Disc One also houses the first of two trailer galleries, with spots for Revolutionary Girl Utera, Now & Then, Here & There, Legend of Himiko, The Silk Road, and Pearl Harbor: The View from Japan.

Disc Two breaks the extras into several sections. Accessible from the main screen is a 12-minute interview with film critic Roger Ebert, who discusses the film from the set of his weekly TV series. He offers a mix of personal reaction and insight, and also talks about meeting with the director, Isao Takahata. He is, as always, an interesting speaker, and he's got some good things to say about the film.

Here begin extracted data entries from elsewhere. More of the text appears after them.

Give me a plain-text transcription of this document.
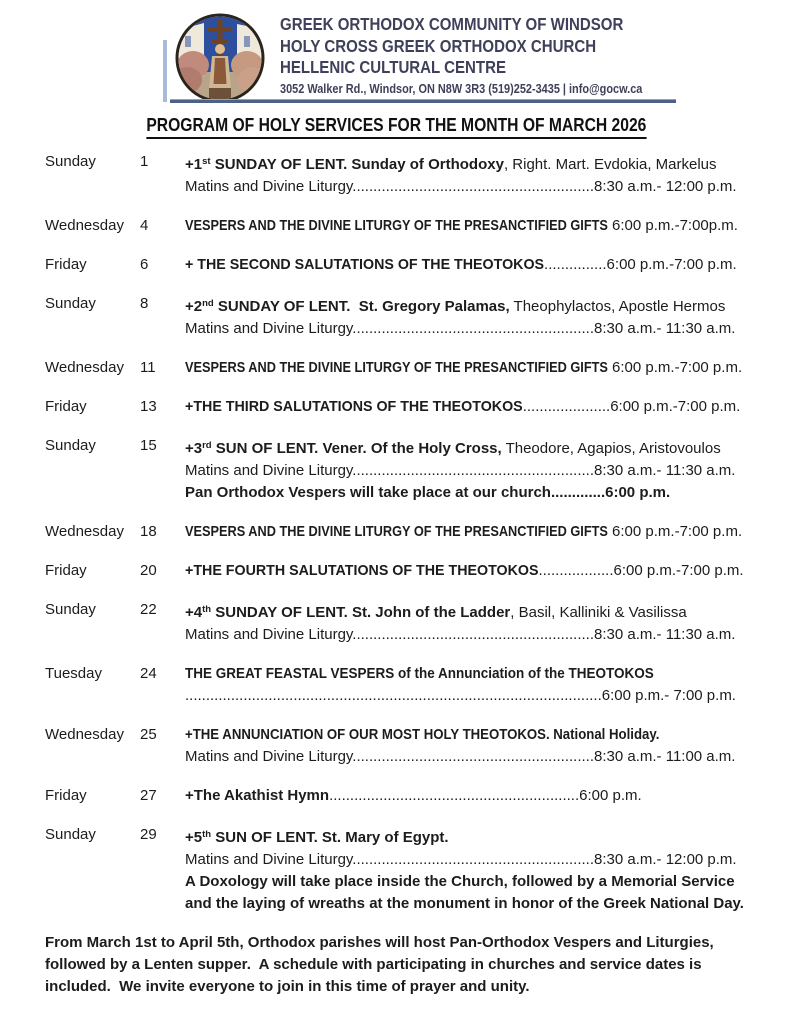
GREEK ORTHODOX COMMUNITY OF WINDSOR
HOLY CROSS GREEK ORTHODOX CHURCH
HELLENIC CULTURAL CENTRE
3052 Walker Rd., Windsor, ON N8W 3R3 (519)252-3435 | info@gocw.ca
PROGRAM OF HOLY SERVICES FOR THE MONTH OF MARCH 2026
Sunday	1	+1st SUNDAY OF LENT. Sunday of Orthodoxy, Right. Mart. Evdokia, Markelus
Matins and Divine Liturgy..........................................................8:30 a.m.- 12:00 p.m.
Wednesday	4	VESPERS AND THE DIVINE LITURGY OF THE PRESANCTIFIED GIFTS 6:00 p.m.-7:00p.m.
Friday	6	+ THE SECOND SALUTATIONS OF THE THEOTOKOS...............6:00 p.m.-7:00 p.m.
Sunday	8	+2nd SUNDAY OF LENT.  St. Gregory Palamas, Theophylactos, Apostle Hermos
Matins and Divine Liturgy..........................................................8:30 a.m.- 11:30 a.m.
Wednesday	11	VESPERS AND THE DIVINE LITURGY OF THE PRESANCTIFIED GIFTS 6:00 p.m.-7:00 p.m.
Friday	13	+THE THIRD SALUTATIONS OF THE THEOTOKOS.....................6:00 p.m.-7:00 p.m.
Sunday	15	+3rd SUN OF LENT. Vener. Of the Holy Cross, Theodore, Agapios, Aristovoulos
Matins and Divine Liturgy..........................................................8:30 a.m.- 11:30 a.m.
Pan Orthodox Vespers will take place at our church.............6:00 p.m.
Wednesday	18	VESPERS AND THE DIVINE LITURGY OF THE PRESANCTIFIED GIFTS 6:00 p.m.-7:00 p.m.
Friday	20	+THE FOURTH SALUTATIONS OF THE THEOTOKOS..................6:00 p.m.-7:00 p.m.
Sunday	22	+4th SUNDAY OF LENT. St. John of the Ladder, Basil, Kalliniki & Vasilissa
Matins and Divine Liturgy..........................................................8:30 a.m.- 11:30 a.m.
Tuesday	24	THE GREAT FEASTAL VESPERS of the Annunciation of the THEOTOKOS
....................................................................................................6:00 p.m.- 7:00 p.m.
Wednesday	25	+THE ANNUNCIATION OF OUR MOST HOLY THEOTOKOS. National Holiday.
Matins and Divine Liturgy..........................................................8:30 a.m.- 11:00 a.m.
Friday	27	+The Akathist Hymn............................................................6:00 p.m.
Sunday	29	+5th SUN OF LENT. St. Mary of Egypt.
Matins and Divine Liturgy..........................................................8:30 a.m.- 12:00 p.m.
A Doxology will take place inside the Church, followed by a Memorial Service
and the laying of wreaths at the monument in honor of the Greek National Day.
From March 1st to April 5th, Orthodox parishes will host Pan-Orthodox Vespers and Liturgies,
followed by a Lenten supper.  A schedule with participating in churches and service dates is
included.  We invite everyone to join in this time of prayer and unity.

Selecting Creative Team Extras from the main menu takes you to another page of options. An interview with Isao Takahata runs 17 minutes; the director speaks compassionately about his vision for the project, discussing everything from initial conception to artistic choices to reactions to the film's release. Animated text bios, set to the score, and provided for the director and author Akiyuki Nosaka, upon whose novel the film is based. Also present in this section is the Japanese Release Promo a six-minute clip from 1988, featuring interviews with the Takahata, Nosaka, and some of the artists. It's far more substantial that the typical U.S. making-of clip, but six minutes doesn't provide a lot of time for in-depth discussion.

Production Extras houses the aforementioned DVNR Featurette. This four-minute piece reveals the steps that went into digitally remastering the image for this release. An animated Art Gallery is set to the score and runs three minutes. Locations, Then and Now is another interesting animated gallery, this one comparing scenery from the film with Japan today. Bonus Storyboards houses 10 of what are, essentially, deleted scenes—full storyboards, sans audio, for scenes that were never animated. This section also includes the original Japanese and U.S. trailers.

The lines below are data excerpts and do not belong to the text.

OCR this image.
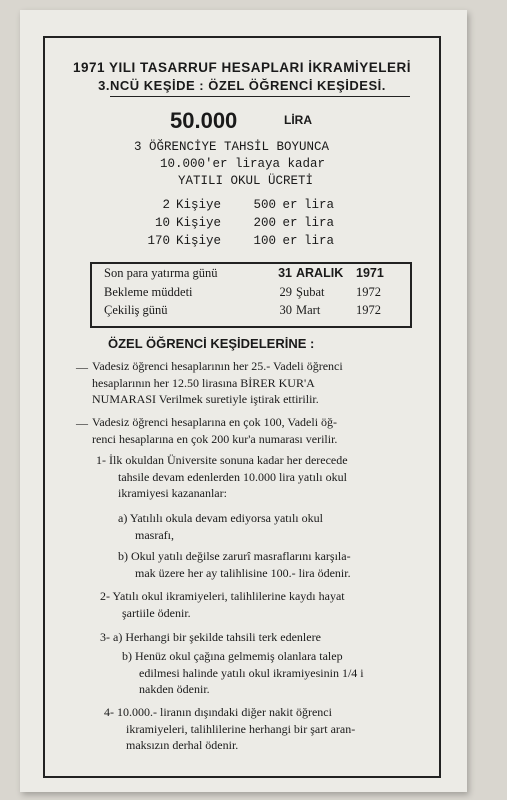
1971 YILI TASARRUF HESAPLARI İKRAMİYELERİ
3.NCÜ KEŞİDE : ÖZEL ÖĞRENCİ KEŞİDESİ.
50.000	LİRA
3 ÖĞRENCİYE TAHSİL BOYUNCA
10.000'er liraya kadar
YATILI OKUL ÜCRETİ
2 Kişiye	500 er lira
10 Kişiye	200 er lira
170 Kişiye	100 er lira
Son para yatırma günü	31 ARALIK 1971
Bekleme müddeti	29 Şubat	1972
Çekiliş günü	30 Mart	1972
ÖZEL ÖĞRENCİ KEŞİDELERİNE :
— Vadesiz öğrenci hesaplarının her 25.- Vadeli öğrenci
hesaplarının her 12.50 lirasına BİRER KUR'A
NUMARASI Verilmek suretiyle iştirak ettirilir.
— Vadesiz öğrenci hesaplarına en çok 100, Vadeli öğ-
renci hesaplarına en çok 200 kur'a numarası verilir.
1- İlk okuldan Üniversite sonuna kadar her derecede
tahsile devam edenlerden 10.000 lira yatılı okul
ikramiyesi kazananlar:
a) Yatılılı okula devam ediyorsa yatılı okul
masrafı,
b) Okul yatılı değilse zarurî masraflarını karşıla-
mak üzere her ay talihlisine 100.- lira ödenir.
2- Yatılı okul ikramiyeleri, talihlilerine kaydı hayat
şartiile ödenir.
3- a) Herhangi bir şekilde tahsili terk edenlere
b) Henüz okul çağına gelmemiş olanlara talep
edilmesi halinde yatılı okul ikramiyesinin 1/4 i
nakden ödenir.
4- 10.000.- liranın dışındaki diğer nakit öğrenci
ikramiyeleri, talihlilerine herhangi bir şart aran-
maksızın derhal ödenir.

The Historical Perspective featurette is accessible from the main menu. This 12-minute interview with husband and wife historians, Theodore and Haruko Taya Cook, is a rather dry summation of what was going on in rural Japan during WWII, and what effect the firebombing had on the Japanese populace. It's useful information—most people probably aren't aware that firebombing and raids killed far more Japanese than did dropping the atomic bomb on Hiroshima and Nagasaki—but the presentation is a bit lacking. It feels like school. Also, the audio here suffers from some sort of electronic distortion at times.

The second trailer gallery, again accessible from the main menu, includes clips for anime releases Project A-Ko, Record of Lodoss War, Harmageddon, and Legend of the Dragon Kings: Under Fire.

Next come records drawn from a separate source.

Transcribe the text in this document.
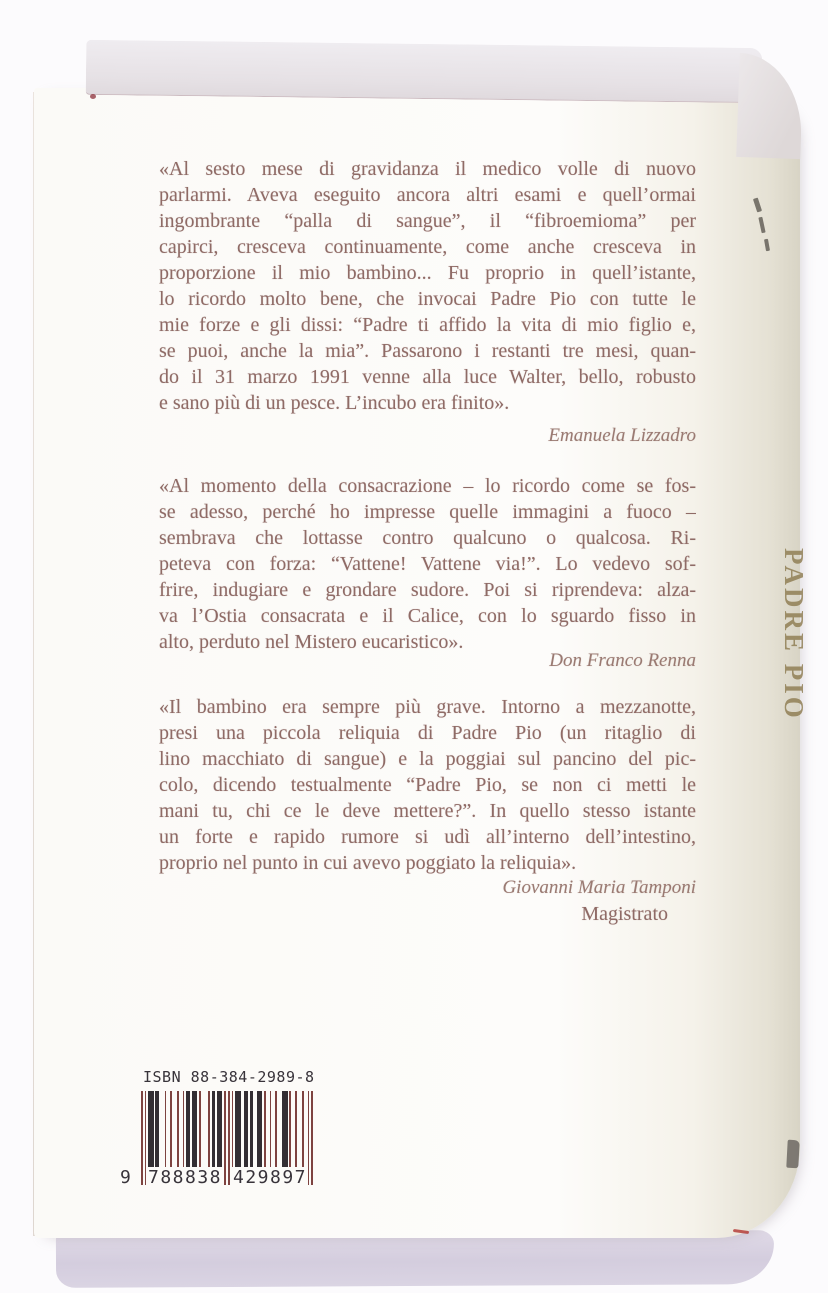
«Al sesto mese di gravidanza il medico volle di nuovo
parlarmi. Aveva eseguito ancora altri esami e quell’ormai
ingombrante “palla di sangue”, il “fibroemioma” per
capirci, cresceva continuamente, come anche cresceva in
proporzione il mio bambino... Fu proprio in quell’istante,
lo ricordo molto bene, che invocai Padre Pio con tutte le
mie forze e gli dissi: “Padre ti affido la vita di mio figlio e,
se puoi, anche la mia”. Passarono i restanti tre mesi, quan-
do il 31 marzo 1991 venne alla luce Walter, bello, robusto
e sano più di un pesce. L’incubo era finito».
Emanuela Lizzadro
«Al momento della consacrazione – lo ricordo come se fos-
se adesso, perché ho impresse quelle immagini a fuoco –
sembrava che lottasse contro qualcuno o qualcosa. Ri-
peteva con forza: “Vattene! Vattene via!”. Lo vedevo sof-
frire, indugiare e grondare sudore. Poi si riprendeva: alza-
va l’Ostia consacrata e il Calice, con lo sguardo fisso in
alto, perduto nel Mistero eucaristico».
Don Franco Renna
«Il bambino era sempre più grave. Intorno a mezzanotte,
presi una piccola reliquia di Padre Pio (un ritaglio di
lino macchiato di sangue) e la poggiai sul pancino del pic-
colo, dicendo testualmente “Padre Pio, se non ci metti le
mani tu, chi ce le deve mettere?”. In quello stesso istante
un forte e rapido rumore si udì all’interno dell’intestino,
proprio nel punto in cui avevo poggiato la reliquia».
Giovanni Maria Tamponi
Magistrato
ISBN 88-384-2989-8
9 788838 429897
PADRE PIO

DVD-ROM supplements include the original screenplay, cast and crew credits, an art gallery, and a few additional storyboards.

Extras Grade: B+


Final Comments

Roger Ebert called Grave of the Fireflies one of the greatest war films ever made. I'd say it would be more apt to label it a potent anti-war story, the lyrical, elegiac journey of two innocent casualties of a war they do not understand. It's also a fairly shocking example of the differences between American and Japanese animation—no major American animated film comes close to this film's artistry and depth. Central Park Media has put together a fine 2-disc set, complete with a sumptuous new transfer and revealing extras.